Talk to your immigration attorney. There is a presumption of fraud when you get married within the first 30 days of entry. The presumption is still there in the next 30 days, but burden of proof changes. If you wait at least 60, there is no presumption, although it can still be argued. You really need to talk with your attorney, going through all the facts.

Our replies to Avvo questions should not be considered specific legal advice to any individual. Our aim is to provide general principles that may be useful to the Avvo community as a whole. You should seek individual legal advice pertaining to your specific factual situation, and the laws applicable to your jurisdiction.

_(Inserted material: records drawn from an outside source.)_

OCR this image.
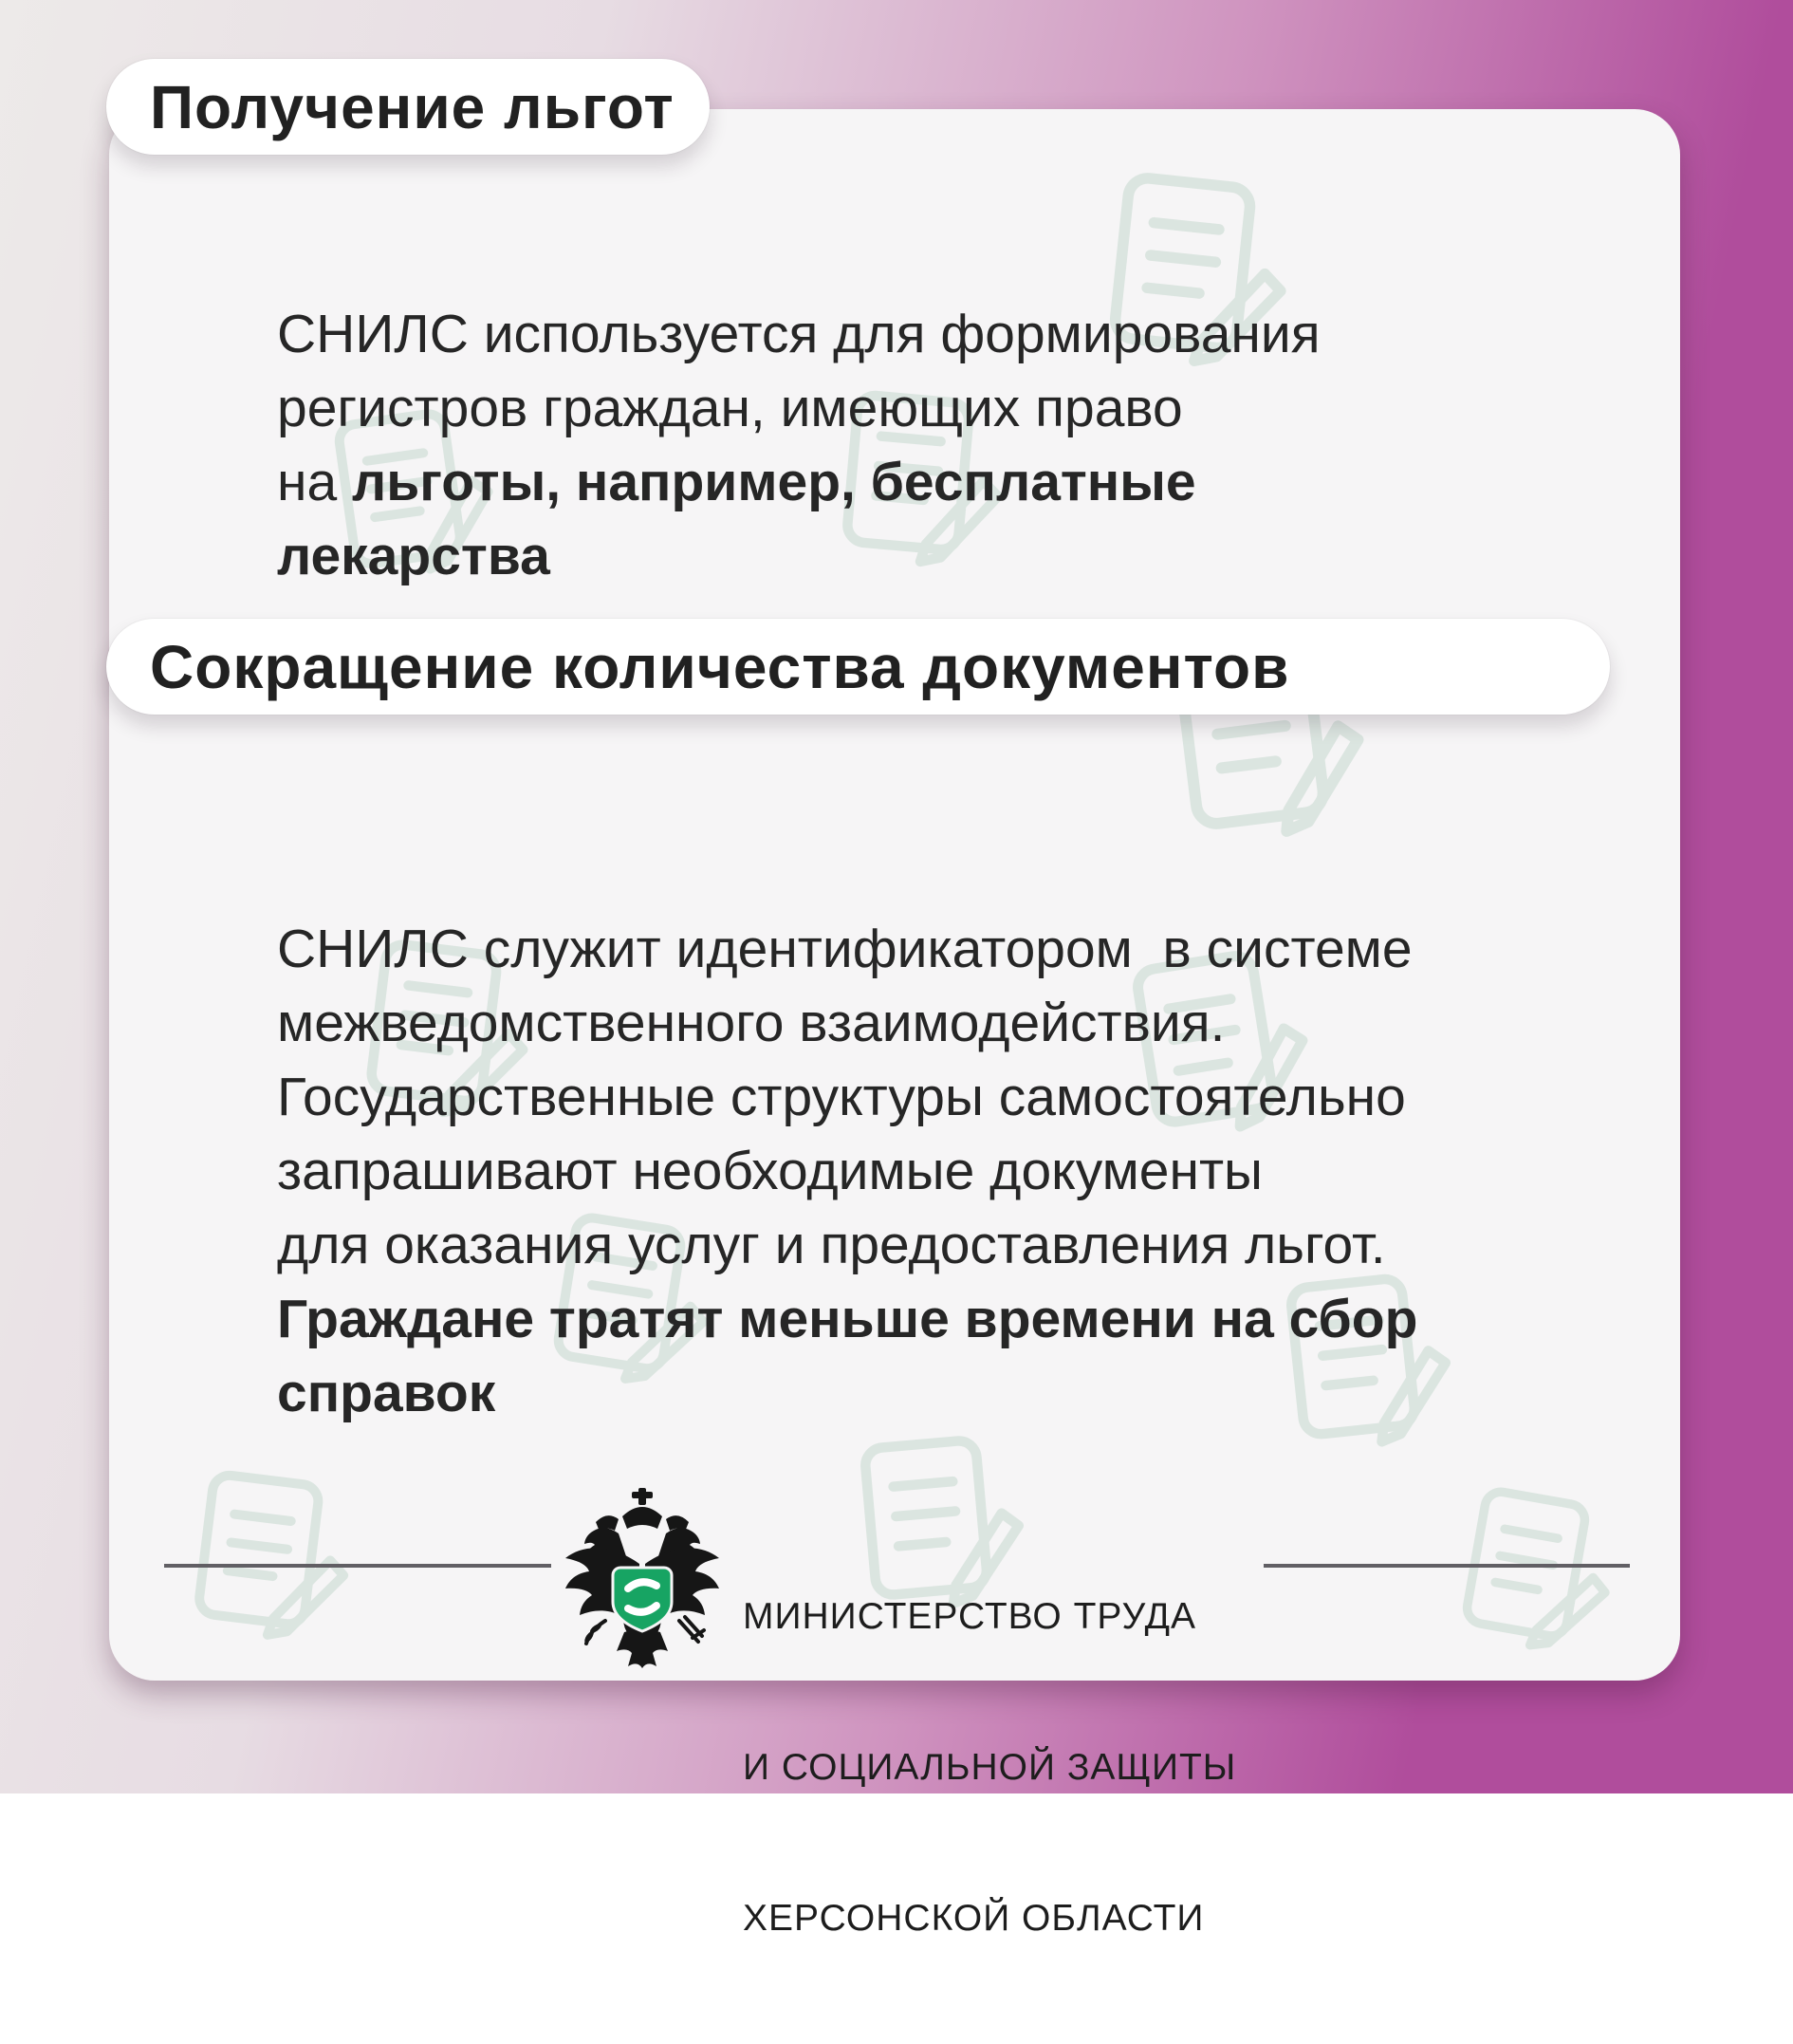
СНИЛС используется для формирования
регистров граждан, имеющих право
на льготы, например, бесплатные
лекарства
СНИЛС служит идентификатором  в системе
межведомственного взаимодействия.
Государственные структуры самостоятельно
запрашивают необходимые документы
для оказания услуг и предоставления льгот.
Граждане тратят меньше времени на сбор
справок
Получение льгот
Сокращение количества документов

МИНИСТЕРСТВО ТРУДА

И СОЦИАЛЬНОЙ ЗАЩИТЫ

ХЕРСОНСКОЙ ОБЛАСТИ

Do what the lawyer you hire advises. BTW, once the adjustment of status application is filed you are allowed to legally remain in the U.S. and do not accrue unlawful status until the application is adjudicated.
Ron Tasoff
Certified Immigration Law Specialist*
Law Offices of Tasoff and Tasoff
16255 Ventura Blvd. Suite 1000
Encino, California 91436
(818) 788-8900


I respectfully disagree that filing an adjustment of status application makes your stay here safe. VWP entrants have different rules than everyone else, and an administrative removal order can still be entered against you after your adjustment application is pending. An if that happens, your adjustment will be denied. You're playing a risky game, and I suggest you keep meeting with attorneys until you find someone who makes you 100% confident in his or her advice (which you don't seem to be yet).

Also, NOA1 is not a real thing. My guess is that you've picked up that terminology from something like and have been led to believe its a real legal name. It's not. It's the filing receipt, and calling it that will help attorneys better understand what you're talking about.

THIS ANSWER IS FOR INFORMATIONAL PURPOSES ONLY, DOES NOT CONSTITUTE LEGAL ADVICE, AND DOES NOT CREATE AN ATTORNEY-CLIENT RELATIONSHIP. Immigration is complicated and the wrong action can have serious consequences. Never take action in your case based solely on general information like is offered here. Speak to an attorney who can give you specific advice about your own situation.

Ronald Jeffrey Tasoff

Ronald Jeffrey Tasoff


Quite right Ms. Allen! I neglected to consider the unpublished and outrageous 9th Circuit Decision of Kenny v. Smith. See an excellent summary by Johnathan Montag can be found at /articles/articles_16.html Of course, there is very little the questioner can do about it.... and for the most part it is very unlikely that just by filing the application (preferably before the 90 days expires) that he will come to the attention of ICE. Apparently Mr. Kenny was unlucky enough to be arrested for something he apparently didn't do (no charges were filed) and even more unlucky to have judges whose understanding of immigration law does not comport with the law, reason or any sense of compassion, review the matter.